SBJ/October 17-23, 2011/Opinion

Mastering illusion, and promotions

British tabloid sportswriter Bill “Don’t call me William” Shakespeare stirred up the debate on the value of sports promotion when he wrote, “The Play’s the Thing.” He was sent over to the States to cover Bill Veeck’s midget caper with the Chicago White Sox in August 1951, and the world of sports promotion was never the same.

Veeck, the godfather of major league baseball promotion, said: “It isn’t enough for a sports promotion to be entertaining or even amusing; it must create conversation. When the fan goes home and talks about what he has seen, he is getting an additional kick out of being able to say he was there. We are trying to get the whole city in a frame of mind where they are asking, ‘What’s that screwball going to do next?’ A promoter deals with illusion, and illusion is a distorted mirror, which can throw back your own reflection.”

Promotion is a state of mind in the creator long before it becomes a state of mind in the fans or media.

I worked for the team with the worst record in the history of the NBA (1972-73 Philadelphia 76ers who went 9-73). In our “Year of the Uniform” youth promotion, we gave out a facsimile of the team’s uniform (jerseys, shorts, jacket, socks, gym bag and sneakers) over the course of the season.
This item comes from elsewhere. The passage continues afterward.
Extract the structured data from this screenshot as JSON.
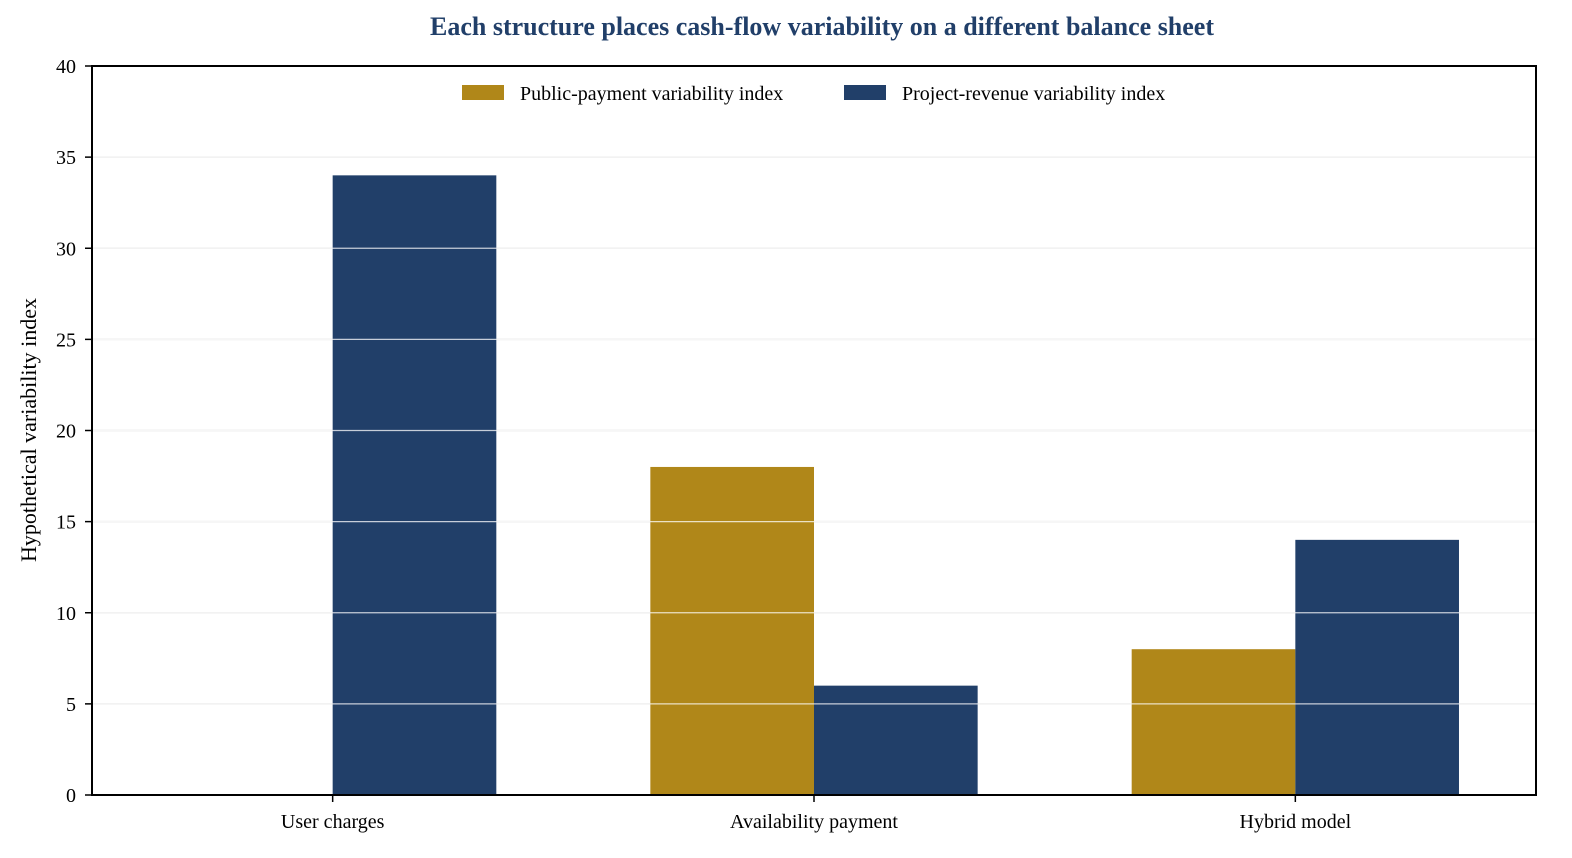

Promotions are inexpensive thank-yous for your most loyal fans and build bridges to future season-ticket holders.

What works best and why

Baseball is the Mount Everest of promotions. Entertaining the home fans for 81 games demands that marketers spice up games with more than runs, hits and errors. Baseball depends on walk-ups and group sales because of smaller season-ticket bases and long home stands. Research and development is done through minor league teams that are always experimenting with how zany their promotions can be.

The NBA game is focused on sizzle. Much of the league’s marketing and promotional foundation is based on its superstar players. The NBA pours resources into dance teams, video board features and professional entertainment at halftimes. Merchandise giveaways are an important tool for a number of NBA franchises struggling at the gate. Fans dressed as empty seats are toxic. If you can change fans’ apathy through free T-shirts or caps, you are increasing food and beverage sales and creating hundreds of walking billboards for your team throughout the market.

Hockey is a problem for promotional events. In many NHL arenas, the No. 1 promotion is watching the Zamboni clean the ice. Hockey is a traditional sport with incredibly loyal fans that doesn’t require much promotional gimmickry.

Pro football is where every game matters. Halftimes are for the fans to visit the concession stands and the facilities so as not to miss the action. This is the No. 1 sport relying on TV to carry its promotional message. Tailgating is football’s most cherished promotional vehicle.

Everything in moderation

Fans come to see the greatest athletes in the world do their thing in an unscripted setting. When teams overload those fans with insipid play, intruding promos, ear-splitting non-stop noise, mascot mania, useless free merchandise and Big Brother directions for cheering, they can damage their fan base for years to come.

And not everyone is a fan of in-game entertainment. Terry Francona, former manager of the Boston Red Sox, had this to say on the Washington Nationals’ Racing Presidents: “We don’t need to have [inflatable] president races or [bottles of] mustard racing ketchup. Our fans like our baseball, and I actually really think that’s cool. Nothing against mustard.”

What the future holds

It has been said that the past is prologue. Consider that one of baseball’s first giveaways was an ashtray in the shape of Wrigley Field by the Chicago Cubs. It won’t be long before holograms will be sent by teams containing highlights, merchandise items and player avatars.

And the rise of social media provides a perfect vehicle for promotions as teams search for that balance.